Differences in fentanyl clearance or volume of distribution between adolescents with clinically severe obesity and control groups of lean children [10] as well as obese and lean adults have been observed [6] which may neither be explained by the weight difference nor by different study designs alone. Using historical control data as comparison may introduce confounding errors. These errors may result from different study settings, such as the surgical or intensive care units, changes in the state of the art techniques for general anesthesia, like the use of new drug combinations, and perioperative pain management, as well as differences in the analytical methods used, assay sensitivity, and the methods of PK analysis.
Conclusion
This is the first study which focuses on the pharmacokinetics of fentanyl in adolescent patients with clinically severe obesity undergoing bariatric surgery. Compared with previously obtained data, our results suggest that fentanyl clearance in obese adolescents with clinically severe obesity is enhanced compared to sparse previously published data. While the results of the current study yield that the loading dose of fentanyl may be based on TBW followed by maintenance doses based on LBW and IBW, we want to emphasize that clinically severely obese patients are more at risk for respiratory side effects of fentanyl and the pharmacodynamics should also be taken into consideration when dosing fentanyl. Based on the present results, we suggest that our current practice of bolus dosing fentanyl based upon IBW during adolescent bariatric anesthesia may be appropriate in the absence of definitive pharmacodynamic assessments.
Further investigation is required including pharmacodynamic characterization to determine appropriate dosing of fentanyl in this unique patient population.
Key Points.
Despite an increasing number of obese pediatric patients undergoing surgery, there are no pharmacokinetic data available for dosing recommendations of fentanyl in this unique patient population.
Clinically severe obese adolescents seem to demonstrate an increase in fentanyl clearance compared to their lean counterparts.
Acknowledgments
This project was supported by Award Number UL1RR031988 from the NIH National Center for Research Resources. Its contents are solely the responsibility of the authors and do not necessarily represent the official views of the National Center for Research Resources or the NIH.
Footnotes
Study registration: NCT01955993 (clinicaltrials.gov)

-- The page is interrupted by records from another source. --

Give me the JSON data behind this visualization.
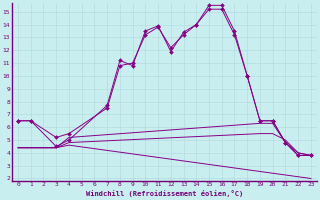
{
  "xlabel": "Windchill (Refroidissement éolien,°C)",
  "xlim": [
    -0.5,
    23.5
  ],
  "ylim": [
    1.8,
    15.7
  ],
  "yticks": [
    2,
    3,
    4,
    5,
    6,
    7,
    8,
    9,
    10,
    11,
    12,
    13,
    14,
    15
  ],
  "xticks": [
    0,
    1,
    2,
    3,
    4,
    5,
    6,
    7,
    8,
    9,
    10,
    11,
    12,
    13,
    14,
    15,
    16,
    17,
    18,
    19,
    20,
    21,
    22,
    23
  ],
  "bg_color": "#c8eef0",
  "grid_color": "#b0d8dc",
  "line_color": "#880088",
  "line1_x": [
    0,
    1,
    3,
    4,
    7,
    8,
    9,
    10,
    11,
    12,
    13,
    14,
    15,
    16,
    17,
    18,
    19,
    20,
    21,
    22,
    23
  ],
  "line1_y": [
    6.5,
    6.5,
    5.2,
    5.5,
    7.5,
    10.8,
    11.0,
    13.2,
    13.8,
    12.2,
    13.2,
    14.0,
    15.2,
    15.2,
    13.2,
    10.0,
    6.5,
    6.5,
    4.8,
    3.8,
    3.8
  ],
  "line2_x": [
    0,
    1,
    3,
    4,
    7,
    8,
    9,
    10,
    11,
    12,
    13,
    14,
    15,
    16,
    17,
    18,
    19,
    20,
    21,
    22,
    23
  ],
  "line2_y": [
    6.5,
    6.5,
    4.5,
    5.0,
    7.7,
    11.2,
    10.8,
    13.5,
    13.9,
    11.9,
    13.4,
    14.0,
    15.5,
    15.5,
    13.5,
    10.0,
    6.5,
    6.5,
    4.8,
    3.8,
    3.8
  ],
  "line3_x": [
    0,
    3,
    4,
    23
  ],
  "line3_y": [
    4.4,
    4.4,
    4.6,
    2.0
  ],
  "line4_x": [
    0,
    3,
    4,
    19,
    20,
    21,
    22,
    23
  ],
  "line4_y": [
    4.4,
    4.4,
    4.8,
    5.5,
    5.5,
    5.0,
    4.0,
    3.8
  ],
  "line5_x": [
    0,
    3,
    4,
    19,
    20,
    21,
    22,
    23
  ],
  "line5_y": [
    4.4,
    4.4,
    5.2,
    6.3,
    6.3,
    4.8,
    4.0,
    3.8
  ]
}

Compliance with Ethical Standards
Disclosure of potential conflicts of interest:
This project was supported by Award Number UL1RR031988 from the NIH National Center for Research Resources. Its contents are solely the responsibility of the authors and do not necessarily represent the official views of the National Center for Research Resources or the NIH.
All authors (JDV, VCZ, EFW, AM, RB, GS, JW, GM, JNvdA) declare that they have no conflict of interest.
Research involving Human Participants and/or Animals:
All procedures performed in studies involving human participants were in accordance with the ethical standards of the institutional and/or national research committee and with the 1964 Helsinki declaration and its later amendments or comparable ethical standards.
Informed consent:
Informed consent was obtained from all individual participants included in the study.